Furthermore, the paper introduces DTN-Net, a two-stage deep learning model designed to estimate surface normals effectively. This model, when trained on the IRS dataset, reportedly outperforms existing methods, suggesting that the data indeed enables the training of more accurate models.

Dataset and Methodology

The authors emphasize the synthetic yet realistic nature of the IRS dataset. Utilizing advanced rendering techniques, the dataset captures intricate lighting phenomena and material properties faithfully.
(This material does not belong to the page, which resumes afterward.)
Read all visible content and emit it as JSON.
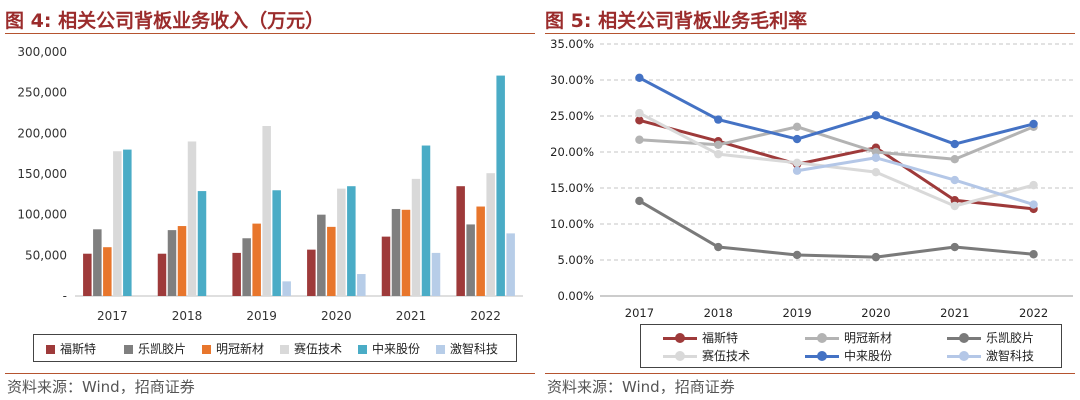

Compared to existing datasets like FlyingThings3D, IRS is particularly curated to reflect the visual attributes common in indoor scenes, such as close distances and textured surfaces.

Quantitative comparisons indicate that the distribution of disparity and normal information in IRS aligns well with real-world indoor environments, addressing the disparities often observed when models trained on synthetic data are tested on natural data.
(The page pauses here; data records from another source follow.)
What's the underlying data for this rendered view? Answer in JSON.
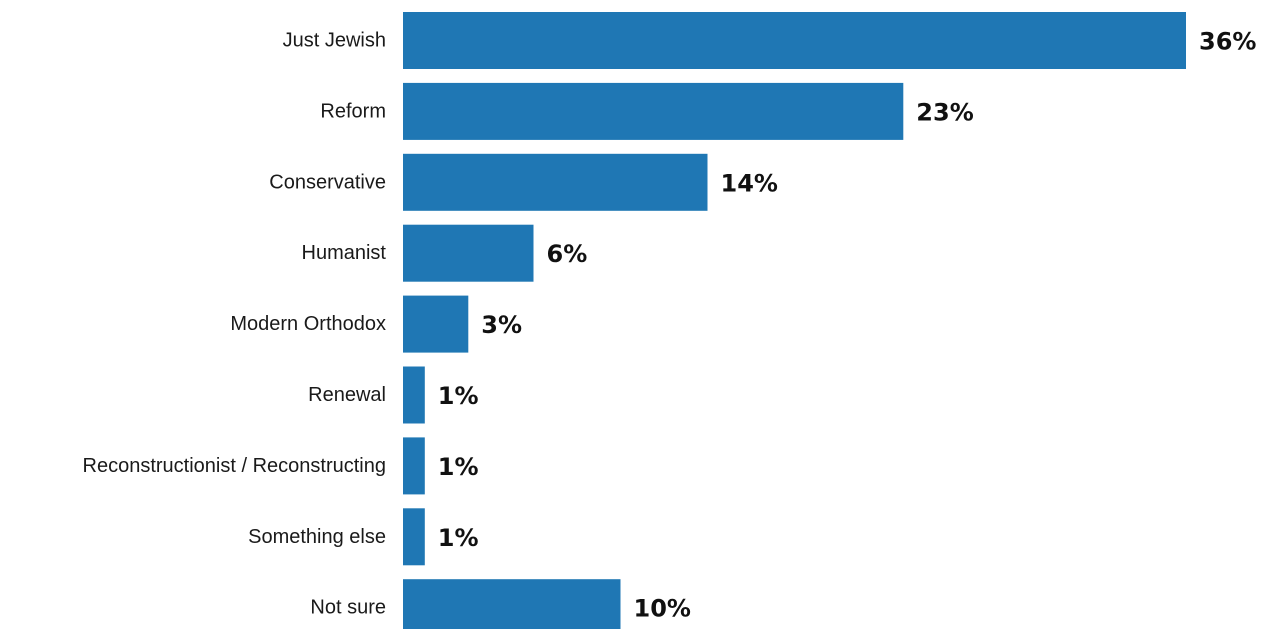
{
  "chart_data": {
    "type": "bar",
    "orientation": "horizontal",
    "categories": [
      "Just Jewish",
      "Reform",
      "Conservative",
      "Humanist",
      "Modern Orthodox",
      "Renewal",
      "Reconstructionist / Reconstructing",
      "Something else",
      "Not sure"
    ],
    "values": [
      36,
      23,
      14,
      6,
      3,
      1,
      1,
      1,
      10
    ],
    "value_labels": [
      "36%",
      "23%",
      "14%",
      "6%",
      "3%",
      "1%",
      "1%",
      "1%",
      "10%"
    ],
    "unit": "%",
    "xlim": [
      0,
      36
    ],
    "grid": false,
    "legend": "none",
    "bar_color": "#1f77b4"
  }
}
Numerical Results and Experiments

The experimental results reveal the effectiveness of the IRS dataset in training deep models for both disparity and surface normal estimation. The DTN-Net shows significant improvements over other existing architectures, achieving state-of-the-art results in normal estimation tasks. The paper notably demonstrates that models trained on IRS exhibit better generalization to both synthetic and real-world datasets. Specifically, models trained with IRS data demonstrate higher accuracy and robustness, particularly in dealing with the visual richness presented by indoor scenes.

The paper also provides compelling evidence that disparity estimation models, such as FADNet and GwcNet, when trained on IRS outperform those trained on traditional datasets like FlyingThings3D when applied to real-world scenarios, highlighting the dataset's practical relevance.

Implications and Future Directions

The IRS dataset contributes significantly to the stereo vision community by providing a robust platform for training deep learning models tailored to indoor robotics applications. It fills a critical gap by offering a large-scale, high-quality resource that incorporates comprehensive ground-truth data for both disparity and normals.

The framework and methodology adopted in constructing IRS open up avenues for even more realistic synthetic data generation, potentially extending into various environments beyond the current indoor focus. Future developments may explore further enhancement of realism, such as real-time lighting adjustments and dynamic object interactions, to better prepare models for diverse operational settings.

In conclusion, this work is poised to drive forward the capabilities of AI in indoor robotics, with IRS serving as a benchmark for training advanced neural architectures in the field of stereo vision.